Follow-up of patients 5-20 yr after operation indicates that the marked improvement in symptomatology is generally maintained. However, even asymptomatic patients have working capacities, maximal heart rates, and cardiac outputs that are lower than those of controls. These abnormal findings are more common in patients who had placement of a transannular outflow tract patch and may be less frequent when surgery is undertaken at an early age.
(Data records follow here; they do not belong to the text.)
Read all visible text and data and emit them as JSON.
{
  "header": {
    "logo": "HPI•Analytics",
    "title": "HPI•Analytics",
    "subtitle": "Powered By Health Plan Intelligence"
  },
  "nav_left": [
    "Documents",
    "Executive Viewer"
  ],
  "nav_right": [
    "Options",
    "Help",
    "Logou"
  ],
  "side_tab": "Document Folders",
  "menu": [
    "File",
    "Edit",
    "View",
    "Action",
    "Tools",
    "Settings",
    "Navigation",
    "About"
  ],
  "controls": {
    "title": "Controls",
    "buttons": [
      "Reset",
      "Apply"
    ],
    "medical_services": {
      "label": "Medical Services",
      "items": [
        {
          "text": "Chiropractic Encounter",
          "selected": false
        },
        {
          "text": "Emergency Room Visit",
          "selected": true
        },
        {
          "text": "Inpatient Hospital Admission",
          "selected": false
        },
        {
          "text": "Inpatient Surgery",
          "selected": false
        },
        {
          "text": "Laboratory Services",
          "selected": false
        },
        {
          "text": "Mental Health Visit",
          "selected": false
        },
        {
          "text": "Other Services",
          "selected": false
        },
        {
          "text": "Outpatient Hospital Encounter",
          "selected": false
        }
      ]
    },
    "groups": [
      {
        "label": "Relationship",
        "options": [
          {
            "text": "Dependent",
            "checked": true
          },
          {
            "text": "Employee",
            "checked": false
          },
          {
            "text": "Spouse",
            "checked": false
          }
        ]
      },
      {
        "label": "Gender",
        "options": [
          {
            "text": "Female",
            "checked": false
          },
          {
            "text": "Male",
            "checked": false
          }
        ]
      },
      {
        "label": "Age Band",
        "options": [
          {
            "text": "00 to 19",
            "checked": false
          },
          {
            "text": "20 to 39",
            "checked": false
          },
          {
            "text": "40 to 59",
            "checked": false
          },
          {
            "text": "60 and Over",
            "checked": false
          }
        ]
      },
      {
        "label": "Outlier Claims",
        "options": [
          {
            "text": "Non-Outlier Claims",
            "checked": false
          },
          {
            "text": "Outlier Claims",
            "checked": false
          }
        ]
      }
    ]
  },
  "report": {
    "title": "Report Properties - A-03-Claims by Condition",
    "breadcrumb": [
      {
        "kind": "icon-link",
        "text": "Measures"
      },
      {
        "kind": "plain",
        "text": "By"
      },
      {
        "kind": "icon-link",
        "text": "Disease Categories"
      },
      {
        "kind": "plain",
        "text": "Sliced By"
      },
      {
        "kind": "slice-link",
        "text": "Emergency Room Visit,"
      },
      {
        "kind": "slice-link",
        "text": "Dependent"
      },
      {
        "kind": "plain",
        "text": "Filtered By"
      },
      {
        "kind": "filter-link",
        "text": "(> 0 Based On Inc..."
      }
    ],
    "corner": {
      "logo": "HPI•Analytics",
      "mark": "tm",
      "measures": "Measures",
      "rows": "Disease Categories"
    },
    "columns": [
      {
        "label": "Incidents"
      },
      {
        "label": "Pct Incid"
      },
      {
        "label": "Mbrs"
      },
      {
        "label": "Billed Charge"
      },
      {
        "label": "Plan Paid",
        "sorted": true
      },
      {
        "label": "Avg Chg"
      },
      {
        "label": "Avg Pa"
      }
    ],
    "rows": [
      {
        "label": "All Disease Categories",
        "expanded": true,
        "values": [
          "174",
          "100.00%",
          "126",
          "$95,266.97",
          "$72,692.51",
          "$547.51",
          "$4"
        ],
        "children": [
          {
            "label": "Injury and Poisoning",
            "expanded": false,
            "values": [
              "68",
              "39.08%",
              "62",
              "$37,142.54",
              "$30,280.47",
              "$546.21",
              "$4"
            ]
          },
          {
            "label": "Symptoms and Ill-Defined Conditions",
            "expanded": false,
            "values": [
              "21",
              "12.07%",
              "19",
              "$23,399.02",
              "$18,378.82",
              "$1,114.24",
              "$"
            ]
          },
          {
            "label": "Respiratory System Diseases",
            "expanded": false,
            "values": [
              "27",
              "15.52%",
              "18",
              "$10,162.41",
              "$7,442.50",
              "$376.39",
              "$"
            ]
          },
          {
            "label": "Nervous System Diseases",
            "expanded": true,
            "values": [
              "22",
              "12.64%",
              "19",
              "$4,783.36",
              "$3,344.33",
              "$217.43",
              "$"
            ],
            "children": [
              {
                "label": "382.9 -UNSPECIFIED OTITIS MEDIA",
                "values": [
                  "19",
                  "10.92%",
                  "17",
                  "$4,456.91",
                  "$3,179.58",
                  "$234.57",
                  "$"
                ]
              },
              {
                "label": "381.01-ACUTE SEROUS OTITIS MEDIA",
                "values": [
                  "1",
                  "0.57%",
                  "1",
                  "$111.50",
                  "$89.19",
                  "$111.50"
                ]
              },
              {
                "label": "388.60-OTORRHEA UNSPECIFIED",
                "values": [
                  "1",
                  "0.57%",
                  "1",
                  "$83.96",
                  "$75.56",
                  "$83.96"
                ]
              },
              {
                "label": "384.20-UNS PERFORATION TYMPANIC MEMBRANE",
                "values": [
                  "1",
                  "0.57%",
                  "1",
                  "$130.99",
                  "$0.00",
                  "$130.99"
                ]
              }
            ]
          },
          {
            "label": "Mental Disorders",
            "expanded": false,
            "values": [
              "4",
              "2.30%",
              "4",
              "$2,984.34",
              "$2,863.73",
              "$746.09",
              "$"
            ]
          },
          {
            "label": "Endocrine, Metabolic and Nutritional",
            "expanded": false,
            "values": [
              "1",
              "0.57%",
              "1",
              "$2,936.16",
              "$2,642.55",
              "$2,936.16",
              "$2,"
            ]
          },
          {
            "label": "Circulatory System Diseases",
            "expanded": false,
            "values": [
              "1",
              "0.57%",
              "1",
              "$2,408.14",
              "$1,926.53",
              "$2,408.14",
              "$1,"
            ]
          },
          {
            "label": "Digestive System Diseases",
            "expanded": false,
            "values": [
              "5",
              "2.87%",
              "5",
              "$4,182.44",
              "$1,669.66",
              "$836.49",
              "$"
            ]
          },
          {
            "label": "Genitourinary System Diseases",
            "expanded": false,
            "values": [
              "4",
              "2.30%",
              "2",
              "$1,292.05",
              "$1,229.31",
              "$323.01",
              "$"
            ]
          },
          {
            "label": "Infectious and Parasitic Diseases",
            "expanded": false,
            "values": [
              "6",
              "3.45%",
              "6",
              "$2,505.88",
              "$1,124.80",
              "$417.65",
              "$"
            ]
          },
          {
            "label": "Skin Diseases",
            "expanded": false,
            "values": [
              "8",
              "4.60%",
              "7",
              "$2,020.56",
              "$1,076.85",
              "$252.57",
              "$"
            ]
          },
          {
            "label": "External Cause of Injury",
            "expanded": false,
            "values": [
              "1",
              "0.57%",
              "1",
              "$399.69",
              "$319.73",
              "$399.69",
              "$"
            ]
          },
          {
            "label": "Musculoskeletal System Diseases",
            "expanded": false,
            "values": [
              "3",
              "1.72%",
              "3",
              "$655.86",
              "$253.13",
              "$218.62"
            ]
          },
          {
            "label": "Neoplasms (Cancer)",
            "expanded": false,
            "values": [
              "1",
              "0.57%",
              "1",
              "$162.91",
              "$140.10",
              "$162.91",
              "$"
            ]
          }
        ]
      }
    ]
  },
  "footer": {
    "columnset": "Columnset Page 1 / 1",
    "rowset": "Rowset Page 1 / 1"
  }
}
Conduction disturbances are also frequent after operation. The atrioventricular node and the bundle of His and its divisions are in close proximity to the VSD and may be injured during surgery. Permanent complete heart block following surgery is rare. When present, it should be treated by placement of a permanently implanted pacemaker. Bifascicular block occurs in about 10% of patients; the long-term significance is uncertain, but in most instances there are no clinical manifestations. The additional finding of transient complete heart block in the immediate postoperative period, however, appears to be associated with an increased incidence of late-onset complete heart block and sudden death. However, unexpected cardiac arrest rarely occurs many years after surgery in patients without postoperative bifascicular block or transient complete heart block. A number of children will display premature ventricular beats following repair of tetralogy of Fallot. These are of concern in patients with residual hemodynamic abnormalities; 24-hr ECG (Holter) monitoring studies should be performed to be certain that occult short episodes of ventricular tachycardia are not occurring. In addition, exercise studies may be useful in provoking cardiac arrhythmias that are not apparent at rest. In the presence of complex ventricular arrhythmias or severe residual hemodynamic abnormalities, prophylactic antiarrhythmia therapy is warranted. Dilantin, propranolol, or combinations of these agents are most often used.